Impact of Multi Agent Learning in AI Research at DeepMind

21.08.2018
By andy

Last Friday, we attended the most insightful Turing lecture so far, delivered by Thore Graepel, Research Lead at Google DeepMind and Professor of Computer Science, UCL.

Here are some step-by-step key themes we took away and our opinions on the future of AI governance.

Generality

If we want AI systems to have generality (that is, modularised and/or standardised) we need to increase the weighting of simple intelligence requirements. In other words – deliver the simpler tasks first before tackling the more complex ones. I read so many articles that appear to focus on the latter, and therefore emphasise the overwhelming challenges.

Governance

While universal intelligence is a by-product of machine learning, how can we use multi-agent architecture to link AI application governance so that there is an agreed framework for standardisation and the legal communities?

Having these in place will give much needed maturity to what is an unstructured ecosystem.
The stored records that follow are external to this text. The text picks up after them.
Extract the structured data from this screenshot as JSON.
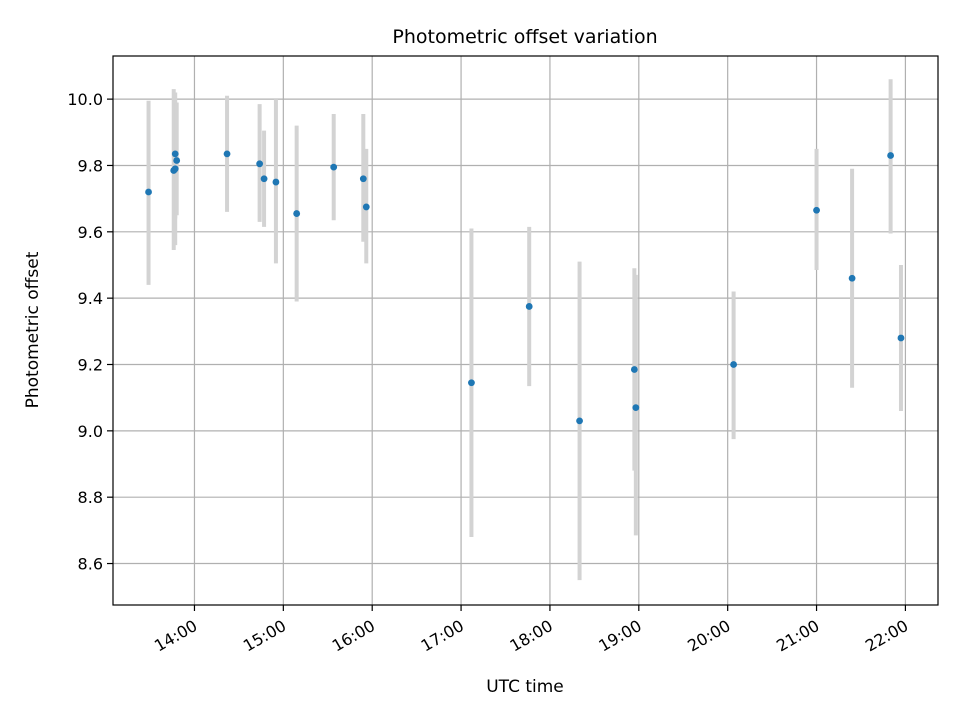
{
  "chart_data": {
    "type": "scatter",
    "title": "Photometric offset variation",
    "xlabel": "UTC time",
    "ylabel": "Photometric offset",
    "xlim": [
      "13:05",
      "22:22"
    ],
    "ylim": [
      8.475,
      10.13
    ],
    "x_ticks": [
      "14:00",
      "15:00",
      "16:00",
      "17:00",
      "18:00",
      "19:00",
      "20:00",
      "21:00",
      "22:00"
    ],
    "y_ticks": [
      "8.6",
      "8.8",
      "9.0",
      "9.2",
      "9.4",
      "9.6",
      "9.8",
      "10.0"
    ],
    "grid": true,
    "point_color": "#1f77b4",
    "errorbar_color": "#d3d3d3",
    "points": [
      {
        "x": "13:29",
        "y": 9.72,
        "low": 9.44,
        "high": 9.995
      },
      {
        "x": "13:46",
        "y": 9.785,
        "low": 9.545,
        "high": 10.03
      },
      {
        "x": "13:47",
        "y": 9.79,
        "low": 9.56,
        "high": 9.98
      },
      {
        "x": "13:47",
        "y": 9.835,
        "low": 9.64,
        "high": 10.02
      },
      {
        "x": "13:48",
        "y": 9.815,
        "low": 9.65,
        "high": 9.99
      },
      {
        "x": "14:22",
        "y": 9.835,
        "low": 9.66,
        "high": 10.01
      },
      {
        "x": "14:44",
        "y": 9.805,
        "low": 9.63,
        "high": 9.985
      },
      {
        "x": "14:47",
        "y": 9.76,
        "low": 9.615,
        "high": 9.905
      },
      {
        "x": "14:55",
        "y": 9.75,
        "low": 9.505,
        "high": 10.0
      },
      {
        "x": "15:09",
        "y": 9.655,
        "low": 9.39,
        "high": 9.92
      },
      {
        "x": "15:34",
        "y": 9.795,
        "low": 9.635,
        "high": 9.955
      },
      {
        "x": "15:54",
        "y": 9.76,
        "low": 9.57,
        "high": 9.955
      },
      {
        "x": "15:56",
        "y": 9.675,
        "low": 9.505,
        "high": 9.85
      },
      {
        "x": "17:07",
        "y": 9.145,
        "low": 8.68,
        "high": 9.61
      },
      {
        "x": "17:46",
        "y": 9.375,
        "low": 9.135,
        "high": 9.615
      },
      {
        "x": "18:20",
        "y": 9.03,
        "low": 8.55,
        "high": 9.51
      },
      {
        "x": "18:57",
        "y": 9.185,
        "low": 8.88,
        "high": 9.49
      },
      {
        "x": "18:58",
        "y": 9.07,
        "low": 8.685,
        "high": 9.47
      },
      {
        "x": "20:04",
        "y": 9.2,
        "low": 8.975,
        "high": 9.42
      },
      {
        "x": "21:00",
        "y": 9.665,
        "low": 9.485,
        "high": 9.85
      },
      {
        "x": "21:24",
        "y": 9.46,
        "low": 9.13,
        "high": 9.79
      },
      {
        "x": "21:50",
        "y": 9.83,
        "low": 9.595,
        "high": 10.06
      },
      {
        "x": "21:57",
        "y": 9.28,
        "low": 9.06,
        "high": 9.5
      }
    ]
  }
}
The problem of diversity of universal intelligence refers to the difficulty in designing business models for AI due to a multitude and complexity of applications in a connected world without commonly accepted or emerging standards.

This creates significant challenges such as: –

·     Global goals don’t support local actions or business models;

·     Incentivisation to adopt AI applications is limited; and

·     Learning while learning doesn’t produce results that rival what humans can deliver.

Value & Policy Networks

AI does not happen in isolation. It is a cumulative culture where we enable it to compete, co-operate and co-ordinate. In unstructured environments, it sets itself an automatic curriculum of ever more challenging tasks through value and policy networks.
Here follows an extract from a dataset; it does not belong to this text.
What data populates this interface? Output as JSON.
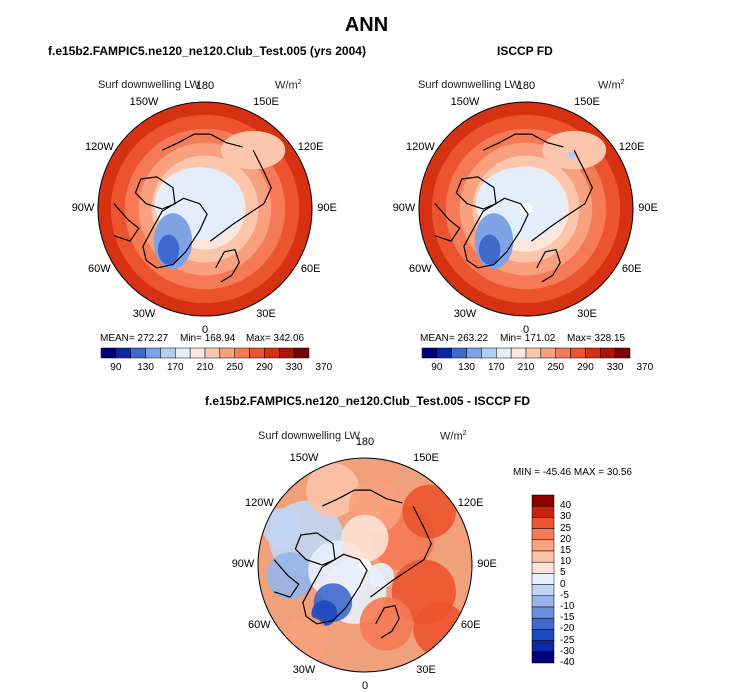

If we can train value networks in AI to reduce down the possible options to get to a certain position or decision, this can significantly contribute to the success of the respective application. If a policy network is established, then we can train AI according to change probabilities (policies defined by humans).
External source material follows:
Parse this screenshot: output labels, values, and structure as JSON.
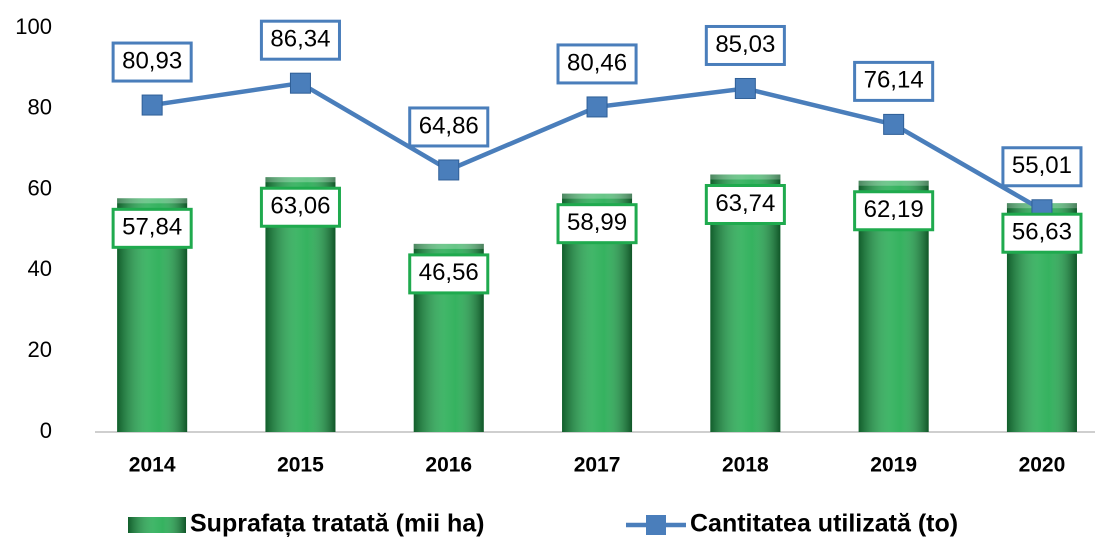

By intuitively reducing the depths of options and searches (values) and reducing breadth with policy networks, we can potentially deliver a more effective neural network training pipeline (i.e. learning to learn).

Conclusions

Value and policy networks can help us to define AI safety and ethical frameworks, so let’s invest in research to further develop these principles that support the definition of generic AI planning architecture. Safety and ethics will inevitably enable more powerful technology that can transform and improve within a global governance and legal framework, especially where we (and AI) need to challenge and prevent actions that pose a risk to cyber security.